Domestic Partner Benefits: A Critical Part of Our Fight

You may have run across yesterday’s news accounts, such as this one in the Washington Post, about President Obama’s decision to award some domestic partner benefits to federal employees. You also may have read accounts, such as this Reuters release of a Politico story, that detail continued criticisms of Obama for not doing more to repeal the Defense of Marriage Act.

Here in Texas, we’ve been working on this issue with a coalition of state university workers who want to secure domestic partner benefits for university employees. The term accurately describing what we’re seeking is “competitive insurance benefits.” In other words, if we don’t secure the same sorts of insurance benefits that more progressive university systems have arrived at, we risk losing talented LGBT members of university faculties and staffs to schools in other states.

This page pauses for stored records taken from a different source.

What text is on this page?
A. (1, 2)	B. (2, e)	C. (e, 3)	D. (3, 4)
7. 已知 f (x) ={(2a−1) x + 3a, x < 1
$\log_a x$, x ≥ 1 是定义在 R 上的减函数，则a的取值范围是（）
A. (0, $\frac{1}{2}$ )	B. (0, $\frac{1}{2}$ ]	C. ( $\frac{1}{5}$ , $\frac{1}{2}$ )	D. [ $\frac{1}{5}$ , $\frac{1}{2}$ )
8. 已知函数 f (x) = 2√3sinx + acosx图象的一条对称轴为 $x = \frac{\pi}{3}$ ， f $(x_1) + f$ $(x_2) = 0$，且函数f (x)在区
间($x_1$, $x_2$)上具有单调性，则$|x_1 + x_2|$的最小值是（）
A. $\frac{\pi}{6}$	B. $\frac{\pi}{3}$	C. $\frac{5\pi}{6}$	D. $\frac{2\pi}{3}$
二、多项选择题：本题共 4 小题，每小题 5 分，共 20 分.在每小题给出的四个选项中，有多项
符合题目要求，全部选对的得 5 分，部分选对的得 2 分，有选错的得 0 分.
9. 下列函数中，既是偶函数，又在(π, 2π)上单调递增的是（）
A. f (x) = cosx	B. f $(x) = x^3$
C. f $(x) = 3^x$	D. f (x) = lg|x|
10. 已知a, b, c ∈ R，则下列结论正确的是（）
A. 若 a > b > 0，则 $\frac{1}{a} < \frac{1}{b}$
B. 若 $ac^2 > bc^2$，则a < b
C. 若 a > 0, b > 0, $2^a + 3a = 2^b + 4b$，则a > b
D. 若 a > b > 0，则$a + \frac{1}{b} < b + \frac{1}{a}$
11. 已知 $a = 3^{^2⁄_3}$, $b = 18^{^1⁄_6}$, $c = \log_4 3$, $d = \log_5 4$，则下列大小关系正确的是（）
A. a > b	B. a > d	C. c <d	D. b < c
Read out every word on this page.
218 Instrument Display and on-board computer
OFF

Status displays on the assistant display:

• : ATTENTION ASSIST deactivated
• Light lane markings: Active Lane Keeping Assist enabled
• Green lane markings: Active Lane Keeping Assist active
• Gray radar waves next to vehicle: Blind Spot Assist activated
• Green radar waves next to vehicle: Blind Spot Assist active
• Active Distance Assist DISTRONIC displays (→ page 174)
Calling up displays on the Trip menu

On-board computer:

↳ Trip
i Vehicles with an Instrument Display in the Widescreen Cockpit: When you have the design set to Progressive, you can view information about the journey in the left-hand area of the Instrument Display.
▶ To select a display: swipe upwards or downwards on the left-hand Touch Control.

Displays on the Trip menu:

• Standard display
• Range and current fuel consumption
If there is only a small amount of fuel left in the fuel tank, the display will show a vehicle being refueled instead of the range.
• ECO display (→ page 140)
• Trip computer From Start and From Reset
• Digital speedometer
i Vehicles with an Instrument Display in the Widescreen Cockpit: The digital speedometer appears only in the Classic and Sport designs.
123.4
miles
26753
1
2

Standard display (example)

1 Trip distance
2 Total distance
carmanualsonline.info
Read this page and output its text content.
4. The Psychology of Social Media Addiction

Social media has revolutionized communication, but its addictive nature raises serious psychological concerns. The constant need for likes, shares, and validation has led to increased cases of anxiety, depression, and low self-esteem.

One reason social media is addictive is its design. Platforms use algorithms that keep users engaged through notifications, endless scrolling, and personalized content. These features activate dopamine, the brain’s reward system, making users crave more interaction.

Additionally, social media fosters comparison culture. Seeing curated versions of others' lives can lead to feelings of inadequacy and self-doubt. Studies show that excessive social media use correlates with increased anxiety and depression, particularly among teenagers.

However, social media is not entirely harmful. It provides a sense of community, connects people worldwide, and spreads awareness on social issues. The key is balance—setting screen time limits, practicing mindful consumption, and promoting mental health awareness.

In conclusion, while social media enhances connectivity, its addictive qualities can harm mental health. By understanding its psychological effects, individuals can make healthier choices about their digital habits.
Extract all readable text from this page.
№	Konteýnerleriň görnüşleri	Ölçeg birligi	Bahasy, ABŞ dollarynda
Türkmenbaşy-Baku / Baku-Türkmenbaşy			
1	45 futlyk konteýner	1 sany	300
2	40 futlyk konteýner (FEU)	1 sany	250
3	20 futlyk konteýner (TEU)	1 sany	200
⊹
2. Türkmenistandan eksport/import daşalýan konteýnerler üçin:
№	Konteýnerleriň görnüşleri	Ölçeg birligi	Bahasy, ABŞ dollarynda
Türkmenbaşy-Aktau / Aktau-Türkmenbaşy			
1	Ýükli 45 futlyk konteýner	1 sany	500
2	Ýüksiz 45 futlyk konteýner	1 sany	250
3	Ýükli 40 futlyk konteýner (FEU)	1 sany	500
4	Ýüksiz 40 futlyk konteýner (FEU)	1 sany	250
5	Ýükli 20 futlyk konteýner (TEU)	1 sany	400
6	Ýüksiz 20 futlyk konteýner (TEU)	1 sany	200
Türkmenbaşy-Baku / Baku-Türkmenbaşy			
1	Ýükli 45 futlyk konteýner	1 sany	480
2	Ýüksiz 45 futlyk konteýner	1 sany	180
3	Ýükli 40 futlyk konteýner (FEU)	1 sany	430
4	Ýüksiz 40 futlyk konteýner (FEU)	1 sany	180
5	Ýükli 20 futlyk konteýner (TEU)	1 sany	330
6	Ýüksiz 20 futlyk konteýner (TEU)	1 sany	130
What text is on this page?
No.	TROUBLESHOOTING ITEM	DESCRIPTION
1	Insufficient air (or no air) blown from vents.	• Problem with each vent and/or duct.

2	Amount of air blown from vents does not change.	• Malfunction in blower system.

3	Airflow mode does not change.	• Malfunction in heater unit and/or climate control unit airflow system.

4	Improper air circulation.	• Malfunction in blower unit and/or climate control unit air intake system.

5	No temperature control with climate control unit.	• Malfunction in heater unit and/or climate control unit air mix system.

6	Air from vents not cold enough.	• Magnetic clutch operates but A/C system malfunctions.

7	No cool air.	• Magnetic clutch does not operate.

President Obama, to be fair, is attempting to address the concerns that LGBT federal employees. Because health care is tied so closely to employment in our current system, LGBT workers with families to support must factor in employers’ views on health care for domestic partners when looking for work or deciding to stay with a particular employer. Married couples don’t have to take those same sort of factors into account, because federal law protects them. Under the current system — a system with includes the Defense of Marriage Act and its limitations on same-sex partners, even those who are legally married in the handful of states currently allowing and recognizing those marriages — there is a separate and unequal system in place that ultimately impacts many families. Certainly, that double standard is as unacceptable as any other form of discrimination — be it based on gender, race, or sexual orientation.